On a brief glance, there’s nothing weird about the Vegetable Lamb. It looks like a sheep, grazes like a sheep, bleats like a sheep, and you can even butcher and cook it like a sheep.

But there’s one crucial difference. The sheep is actually the fruit of a plant and it’s attached to its stalk by a long vine.

According to medieval European scholars, the Vegetable Lamb could be found in Central Asia. If one were to cut its vine from the stalk, the lamb would wither and die.

Apparently, at the root of the legend of the Vegetable Lamb is cotton. The plant was unknown in Europe until roughly 1000 BC, and stories of cotton coming from Asia quickly transformed in popular imagination into the Vegetable Lamb.

4) Popobawa (Zanzibar)

First things first – Popobawa isn’t a nice creature. Unlike the earlier oddities, this thing will harm you in strange and unusual ways.

According to stories from the island of Zanzibar, Popobawa is an evil, shapeshifting spirit or demon. It sometimes appears as a fearsome bat-winged monster, but it can also assume pretty much any human or animal shape. It’s also sometimes said to emit a foul, sulfurous stench.

Popobawa will pick a household and start tormenting its residents until its had enough and moves on to the neighboring house. Its presence is characterized by poltergeist-like phenomena, like throwing things around, and attacking members of the household.

The most disturbing feature of Popobawa, though, is that the monster is a notorious anal rapist. And it doesn’t discriminate – men, women, and children all make good victims as far as Popobawa cares.

5) Shirime (Japan)

Since we’re on topic of anuses, let’s return to Japan for a while. On the roads leading to Kyoto, lone travelers might run into shirime – or the “eyeball butt.”

The shirime appears in the shape of a man, but with no facial features or hair. When encountered, the creature will quickly shed its clothes, bend over, and show its anus to its probably confused victim.

And that victim is about to get a whole lot more confused. Instead of, you know, the butthole, the shirime has a large, glowing eyeball between its buttocks.

It’s not really clear what the shirime does besides confusing and scaring people. Maybe exposing its eye-anus is just its thing. At least it won’t try sexually assaulting you with it.

6) Hecatoncheires (Greece)

Some creatures from Greek mythology are well known around the world, like the hydra, cyclops, or Cerberus. Others, like the Hecatoncheires, aren’t as well known.

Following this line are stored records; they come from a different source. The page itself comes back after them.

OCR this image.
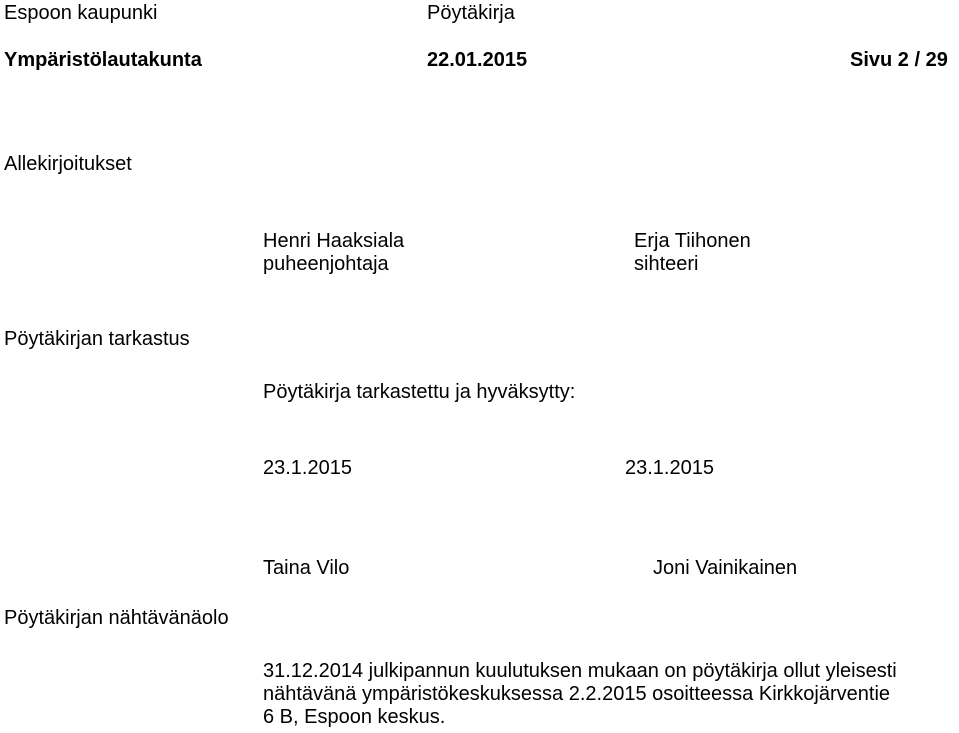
Espoon kaupunki	Pöytäkirja
Ympäristölautakunta	22.01.2015	Sivu 2 / 29
Allekirjoitukset
Henri Haaksiala
puheenjohtaja
Erja Tiihonen
sihteeri
Pöytäkirjan tarkastus
Pöytäkirja tarkastettu ja hyväksytty:
23.1.2015	23.1.2015
Taina Vilo	Joni Vainikainen
Pöytäkirjan nähtävänäolo
31.12.2014 julkipannun kuulutuksen mukaan on pöytäkirja ollut yleisesti
nähtävänä ympäristökeskuksessa 2.2.2015 osoitteessa Kirkkojärventie
6 B, Espoon keskus.
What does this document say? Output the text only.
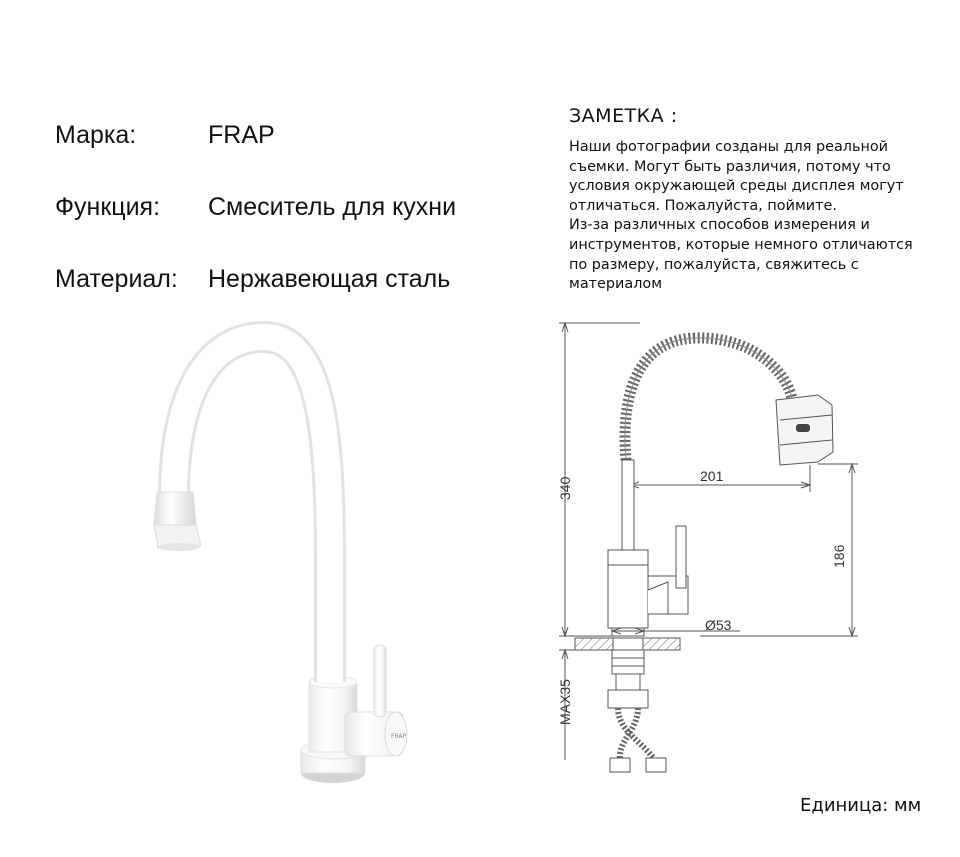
Марка:	FRAP
Функция: Смеситель для кухни
Материал: Нержавеющая сталь
ЗАМЕТКА :
Наши фотографии созданы для реальной
съемки. Могут быть различия, потому что
условия окружающей среды дисплея могут
отличаться. Пожалуйста, поймите.
Из-за различных способов измерения и
инструментов, которые немного отличаются
по размеру, пожалуйста, свяжитесь с
материалом
FRAP
340
201
186
Ø53
MAX35
Единица: мм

The Hecatoncheires are actually three creatures, all children of the gods Gaia and Uranus. What they all had in common was their terrifying size and anatomy – each had 100 arms and 50 heads.

If that sounds disturbing to you, it was also disturbing to their father, Uranus. In fact, when the triplets were born, he was so disgusted that he tried shoving them back into Gaia’s womb.

When Uranus realized the birth canal is a one-way street, he banished the Hecatoncheires into the underworld of Tartarus. But the story has kind of a happy ending – the monstrous trio ended up allying with the Greek gods and contributing to their victory in the fight against the primordial Titans.

7) Asmodeus (Europe)

Since these last entries have all somehow gone to the baby-making zone, let’s finish with the king of the horizontal tango. According to medieval Christian scholars, Asmodeus was one of the seven princes of Hell.

His descriptions vary, but one of the more popular ones – approved by the Archbishop of Paris – gives him a man’s torso, a rooster’s leg, and a serpentine tail

Asmodeus also has a dragon’s wings and neck, and three heads. One looks like a sheep, one like a bull, and one like a fire-breathing man.

Representing the cardinal sin of lust, the dragon-riding Asmodeus presides over every carnal act known to mankind. And some that are too depraved for the mortal realm.

It’s not all bad, though. According to the Talmud, King Solomon tricked the demon prince into helping him construct the Temple of Jerusalem.

We’re not exactly sure what the lord of sexual deviancy knows about construction projects. But that’s how the story goes.